ABD, Rusya ilk al, ver pazarlığını Suriye’de yapmışlar, ortaklaşa PKK’yı çekildikleri yerlere yerleştirmişlerdi. Benzer şeylerin Kafkaslar’da tekrarlanması olasılık içinde duruyor.
Çünkü; İngiltere, İran, İsrail, ABD geçtikleri yerlerde, onulmaz yaralar açar, ayrılık tohumları ekerler. Aralıklı olarak ABD, İngiltere sürtüşmesi aldanmaya neden olabilir. Bir şekilde ABD, burnunu Kafkaslara sokama teşebbüsünde bulundu. Dikkatli olmanın yararları saymakla bitmez! ABD; bizim para ile buluşmamızı asla istemez! Tek zayıf olduğumuzu düşündükleri yer ekonomi!
Türk dünyası ticaretinin yüzde seksenini, Rusya ve Çin ile yapmakta. Bu gerçekliği aynı yüzde ile lehimize çevirmek durumundayız. Türk dünyasının ekonomik olarak da birleşme zorunluluğu her geçen gün kapımıza dayanmaktadır.
Kafkaslar bir saatli bomba gibidir. Son olarak, bombayı Ruslar kurmuş idi. Bombanın kuruluş amacını Ermenistan’ın sınırlarına bakarak, rahatlıkla anlamak olasıdır.
Halk arasında bir deyim vardır. “Ne kadar ekmek-o kadar köfte.” Yani ne kadar güçlü isen o kadar sonuç.
Suriye’de ise çıkarlarımıza kan doğrama denemesinde bulunanlar konsorsiyum oluşturmuş durumdalar. Ellerine birer değnek almışlar kendi oluşturdukları pislikleri karıştırıyorlar. Devletimiz her şeyin farkında , hazırlıklarını tamamlayarak yoluna devam ediyor. Devletimiz durur-durur tam vaktinde vurur! Geçtiğimiz günlerde Suriye ile yapılan anlaşmalar, beni doğrular nitelikte, Suriye bizler için orta doğuya açılan bir kapı, birinci savunma hattıdır.
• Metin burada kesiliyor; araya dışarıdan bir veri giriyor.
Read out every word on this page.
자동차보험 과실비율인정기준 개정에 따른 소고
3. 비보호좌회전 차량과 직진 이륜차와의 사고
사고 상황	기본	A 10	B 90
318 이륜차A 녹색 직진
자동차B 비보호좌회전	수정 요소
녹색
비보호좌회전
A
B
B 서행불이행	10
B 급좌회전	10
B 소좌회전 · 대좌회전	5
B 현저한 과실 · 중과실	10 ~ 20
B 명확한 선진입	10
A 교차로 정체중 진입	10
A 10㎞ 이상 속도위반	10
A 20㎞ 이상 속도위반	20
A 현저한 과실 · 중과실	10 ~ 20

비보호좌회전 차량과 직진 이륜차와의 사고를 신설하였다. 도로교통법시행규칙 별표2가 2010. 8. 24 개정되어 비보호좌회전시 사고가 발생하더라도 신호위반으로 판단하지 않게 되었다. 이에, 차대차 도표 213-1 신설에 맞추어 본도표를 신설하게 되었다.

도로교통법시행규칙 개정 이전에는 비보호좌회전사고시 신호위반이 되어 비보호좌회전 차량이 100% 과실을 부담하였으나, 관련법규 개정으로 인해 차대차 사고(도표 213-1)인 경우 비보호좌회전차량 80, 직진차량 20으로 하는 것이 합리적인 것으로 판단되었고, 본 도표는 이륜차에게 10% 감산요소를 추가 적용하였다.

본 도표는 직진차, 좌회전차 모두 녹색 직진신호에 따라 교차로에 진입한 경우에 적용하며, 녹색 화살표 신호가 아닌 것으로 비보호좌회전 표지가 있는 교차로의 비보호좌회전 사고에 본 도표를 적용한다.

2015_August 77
Misakı milli sınırları içinde kalmaktadır.
Particilik başka bir şey, devletimizin emrinde olmak başka bir şey! Muhalefet edeyim derken ,düşmanın ekmeğine yağ sürmek gündelik olaylardandır. Ekonomiyi eleştir, sosyal bozulmayı eleştir, Aile bozulmasını eleştir, güzel yurdumuzdaki kilise faaliyetlerini eleştir. Ancak devletin güvenliğini, çıkarlarını ilgilendiren konuları eleştirme, alternatif, görüşlerini ve endişelerini belirt ki. Amaç hasıl olsun.
Görklü Çalap’ımızın görkemli selamları, Devletimizin emrinde konuşlanan, gaflete düşmeyen, düşmana karşı sürekli dikkatli olan devlet görevlilerinin üzerine olsun vesselam.